1/1/12

The New Year is Here

In the bed; again today, because of the pain of my acid reflux, let me not scare you; I have been to the doctors and they treated the acid reflux and gave me medicine. Lately that has been my routine taking medicine, and then going to bed. Not something, I chose to do but it seems to be the norm around here.

While trying not to be negative, I turned on the television just to past the time and almost every channel I turned on talked about or showed someone losing weight or trying to lose weight. First, they showed the persons health issues that force them to change and as I watch their stories, I thought that is what I am feeling. Seems like the more they talk; about their problems the more it seem as if they were talking about me. Every ache, every pain even the struggles sounded familiar. During one program tears ran down my eyes because as the lost the weight and felt the relief of their pain. I thought about how good that would be for me, if I could just get rid of  this discomfort.
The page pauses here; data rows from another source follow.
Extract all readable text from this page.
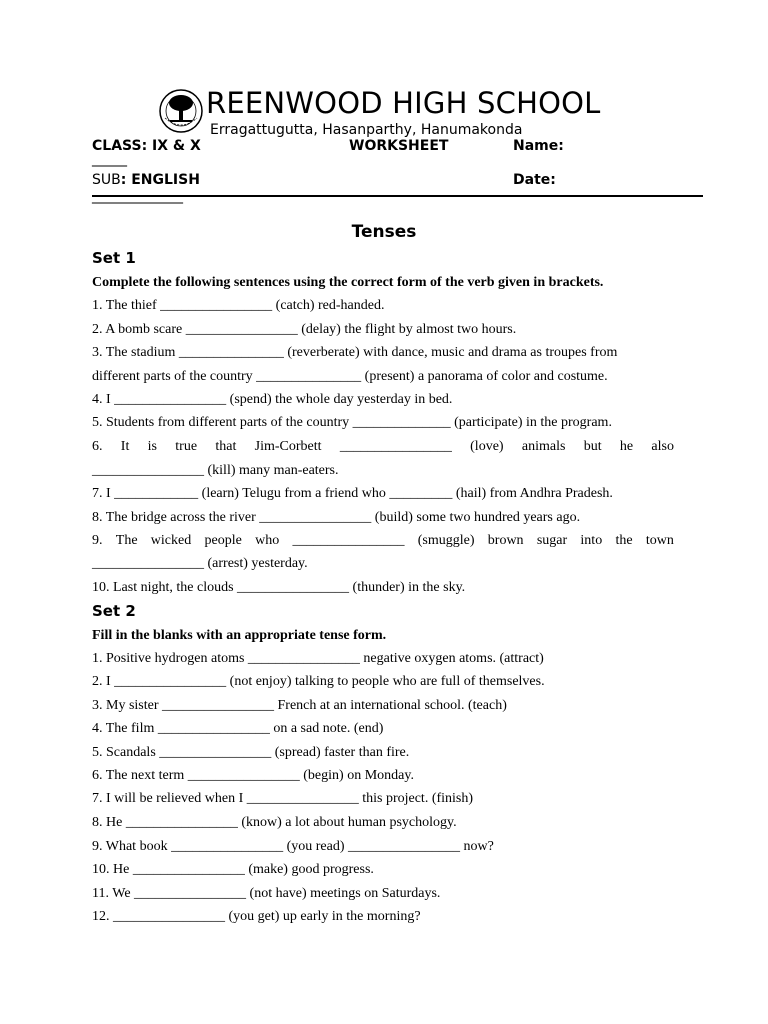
REENWOOD HIGH SCHOOL
Erragattugutta, Hasanparthy, Hanumakonda
CLASS: IX & X	WORKSHEET	Name:
_____
SUB: ENGLISH	Date:
_____________
Tenses
Set 1
Complete the following sentences using the correct form of the verb given in brackets.
1. The thief ________________ (catch) red-handed.
2. A bomb scare ________________ (delay) the flight by almost two hours.
3. The stadium _______________ (reverberate) with dance, music and drama as troupes from
different parts of the country _______________ (present) a panorama of color and costume.
4. I ________________ (spend) the whole day yesterday in bed.
5. Students from different parts of the country ______________ (participate) in the program.
6. It is true that Jim-Corbett ________________ (love) animals but he also
________________ (kill) many man-eaters.
7. I ____________ (learn) Telugu from a friend who _________ (hail) from Andhra Pradesh.
8. The bridge across the river ________________ (build) some two hundred years ago.
9. The wicked people who ________________ (smuggle) brown sugar into the town
________________ (arrest) yesterday.
10. Last night, the clouds ________________ (thunder) in the sky.
Set 2
Fill in the blanks with an appropriate tense form.
1. Positive hydrogen atoms ________________ negative oxygen atoms. (attract)
2. I ________________ (not enjoy) talking to people who are full of themselves.
3. My sister ________________ French at an international school. (teach)
4. The film ________________ on a sad note. (end)
5. Scandals ________________ (spread) faster than fire.
6. The next term ________________ (begin) on Monday.
7. I will be relieved when I ________________ this project. (finish)
8. He ________________ (know) a lot about human psychology.
9. What book ________________ (you read) ________________ now?
10. He ________________ (make) good progress.
11. We ________________ (not have) meetings on Saturdays.
12. ________________ (you get) up early in the morning?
In addition, while lying in bed I occasionally look down at my legs and it scares me that the legs that I see belonged to me. I blame no one, but myself for this; I played with my health for far too long. Going up and down, and up down with my weight on the scale, it seems like I am at a point of no return. I must say that the more weight I have gain the harder it has been for me to get started again. I know mentally what I need to do and have the desire to do it but getting started is becoming my downfall.
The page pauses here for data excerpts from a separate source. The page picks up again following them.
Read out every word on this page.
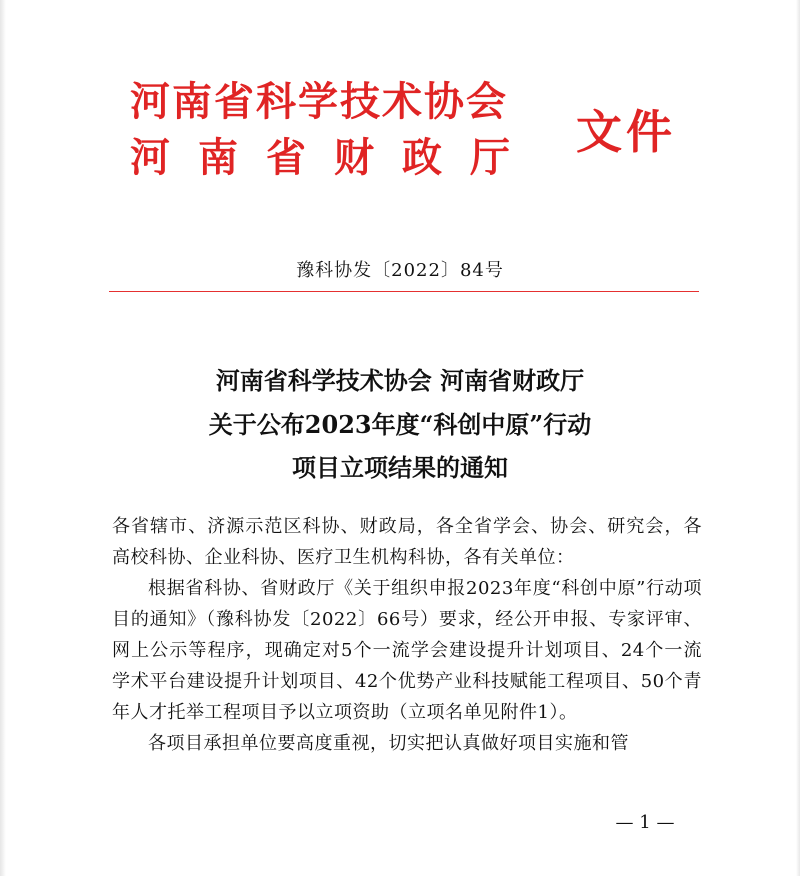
河南省科学技术协会
河南省财政厅 文件
豫科协发〔2022〕84号
河南省科学技术协会 河南省财政厅
关于公布2023年度“科创中原”行动
项目立项结果的通知

各省辖市、济源示范区科协、财政局，各全省学会、协会、研究会，各高校科协、企业科协、医疗卫生机构科协，各有关单位：

根据省科协、省财政厅《关于组织申报2023年度“科创中原”行动项目的通知》（豫科协发〔2022〕66号）要求，经公开申报、专家评审、网上公示等程序，现确定对5个一流学会建设提升计划项目、24个一流学术平台建设提升计划项目、42个优势产业科技赋能工程项目、50个青年人才托举工程项目予以立项资助（立项名单见附件1）。

各项目承担单位要高度重视，切实把认真做好项目实施和管

— 1 —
However, one weight show, I was watching struck a nerve, I heard Dr. Oz say at least start with seven minutes of exercise you are worth it. Here I am thinking seven minutes, is nothing I can do that and because my shoes were by my bedroom door and I was dressed since this morning. In addition, my stationary bike was already in my room what harm could it be to ride for seven minutes.

 Well after staring at shoes as if they were, magically going to slip on my feet and gawking at my bike like it will ride by its self I decided to get up and get on it. Moreover, I did I rode the bike for ten minutes and it did not kill me. The pain was still there but I did not die; I was able to ride my bike for ten minutes. However, after my ten minutes and my heart pounding as if I ran a marathon, I slowly climb off my bike, slipped off my shoes and crawled back into bed. Not by choice the pain forced me to, my hope is tomorrow will be a better day and that this will be first of many days I get to ride my bike again.